Nagy warnte, dass Bulgarien weitere EU-Hilfen verlieren könne, wenn das Land seinen Kampf gegen die Korruption nicht verschärfe. Die EU hoffe jedoch, "dass Bulgarien umgehend die notwendigen Schritte unternimmt, um das Management der Hilfsfonds zu verbessern". Bulgarien kann von 2007 bis 2013 mit einer Gesamtförderung von elf Milliarden Euro rechnen.

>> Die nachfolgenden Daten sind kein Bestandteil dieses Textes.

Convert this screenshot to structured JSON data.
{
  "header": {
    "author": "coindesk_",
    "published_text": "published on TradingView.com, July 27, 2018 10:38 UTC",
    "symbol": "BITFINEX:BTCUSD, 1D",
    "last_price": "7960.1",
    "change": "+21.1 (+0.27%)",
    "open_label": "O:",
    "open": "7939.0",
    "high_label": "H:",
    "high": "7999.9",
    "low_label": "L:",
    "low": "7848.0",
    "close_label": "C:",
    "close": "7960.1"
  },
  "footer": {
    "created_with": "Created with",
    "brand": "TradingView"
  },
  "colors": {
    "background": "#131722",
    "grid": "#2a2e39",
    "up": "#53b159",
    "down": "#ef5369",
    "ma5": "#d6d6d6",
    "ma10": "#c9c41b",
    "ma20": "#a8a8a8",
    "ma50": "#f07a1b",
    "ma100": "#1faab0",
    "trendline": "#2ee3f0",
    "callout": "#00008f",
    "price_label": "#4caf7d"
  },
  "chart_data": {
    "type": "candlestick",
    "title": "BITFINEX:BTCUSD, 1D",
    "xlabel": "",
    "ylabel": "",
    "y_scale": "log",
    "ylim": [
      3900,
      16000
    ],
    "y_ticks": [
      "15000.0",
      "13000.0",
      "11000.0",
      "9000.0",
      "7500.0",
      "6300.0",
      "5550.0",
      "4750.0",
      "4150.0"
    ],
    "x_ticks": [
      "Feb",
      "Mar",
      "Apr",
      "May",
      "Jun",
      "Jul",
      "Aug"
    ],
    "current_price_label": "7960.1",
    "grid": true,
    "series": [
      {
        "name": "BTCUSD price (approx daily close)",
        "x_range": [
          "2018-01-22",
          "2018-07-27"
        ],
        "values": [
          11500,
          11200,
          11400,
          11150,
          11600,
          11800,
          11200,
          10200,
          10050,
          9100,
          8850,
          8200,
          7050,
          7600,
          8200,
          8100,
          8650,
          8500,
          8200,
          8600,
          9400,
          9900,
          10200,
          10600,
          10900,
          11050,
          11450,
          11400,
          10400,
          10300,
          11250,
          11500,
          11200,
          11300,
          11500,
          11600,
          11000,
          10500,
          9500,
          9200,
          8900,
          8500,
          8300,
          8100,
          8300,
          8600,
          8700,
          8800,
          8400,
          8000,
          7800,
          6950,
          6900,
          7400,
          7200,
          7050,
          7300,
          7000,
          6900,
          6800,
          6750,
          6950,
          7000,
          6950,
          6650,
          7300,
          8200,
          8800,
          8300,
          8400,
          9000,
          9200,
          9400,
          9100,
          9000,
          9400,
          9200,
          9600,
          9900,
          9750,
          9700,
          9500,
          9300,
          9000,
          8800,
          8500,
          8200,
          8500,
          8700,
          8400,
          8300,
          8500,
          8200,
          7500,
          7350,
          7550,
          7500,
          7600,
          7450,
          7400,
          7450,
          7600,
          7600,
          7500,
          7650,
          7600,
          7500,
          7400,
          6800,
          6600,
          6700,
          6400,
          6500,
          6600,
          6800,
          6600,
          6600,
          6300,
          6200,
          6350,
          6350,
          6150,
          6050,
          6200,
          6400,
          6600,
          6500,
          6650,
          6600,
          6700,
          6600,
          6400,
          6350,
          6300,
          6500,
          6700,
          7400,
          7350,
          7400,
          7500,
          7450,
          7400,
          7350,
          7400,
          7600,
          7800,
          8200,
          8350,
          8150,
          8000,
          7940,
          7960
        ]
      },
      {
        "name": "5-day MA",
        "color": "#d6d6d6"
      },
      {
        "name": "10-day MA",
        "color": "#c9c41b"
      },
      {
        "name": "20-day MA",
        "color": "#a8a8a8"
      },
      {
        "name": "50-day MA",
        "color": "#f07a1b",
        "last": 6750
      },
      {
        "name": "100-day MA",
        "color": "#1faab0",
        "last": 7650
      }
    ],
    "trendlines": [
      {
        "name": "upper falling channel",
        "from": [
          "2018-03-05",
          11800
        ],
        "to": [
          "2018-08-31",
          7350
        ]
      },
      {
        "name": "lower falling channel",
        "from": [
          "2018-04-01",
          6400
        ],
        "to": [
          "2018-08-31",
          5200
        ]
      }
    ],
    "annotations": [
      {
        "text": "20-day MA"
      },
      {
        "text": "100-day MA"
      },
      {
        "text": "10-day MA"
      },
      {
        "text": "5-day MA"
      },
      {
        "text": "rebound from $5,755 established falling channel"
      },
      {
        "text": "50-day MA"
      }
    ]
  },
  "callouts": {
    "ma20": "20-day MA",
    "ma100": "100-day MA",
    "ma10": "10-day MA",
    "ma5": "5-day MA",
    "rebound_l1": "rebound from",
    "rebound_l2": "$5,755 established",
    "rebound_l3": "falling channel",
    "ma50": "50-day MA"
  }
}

In Sofia wurde inzwischen der Hauptbeschuldigte einer Korruptionsaffäre zu fünf Jahren Gefängnis verurteilt, die einer der Gründe für die Sperrung der EU-Hilfen gewesen war. Wie die Justizbehörden in Sofia mitteilten, wurde ein früherer hochrangiger Mitarbeiter des Fonds für Verkehrsinfrastruktur der Bestechung für schuldig befunden. Das Gericht sah es demnach als erwiesen an, dass Iwan Wladimirow bei der Vergabe von Aufträgen einen Architekten mit umgerechnet 25.000 Euro geschmiert hatte. Ein Mittelsmann war zuvor mit einem Jahr Haft auf Bewährung davon gekommen.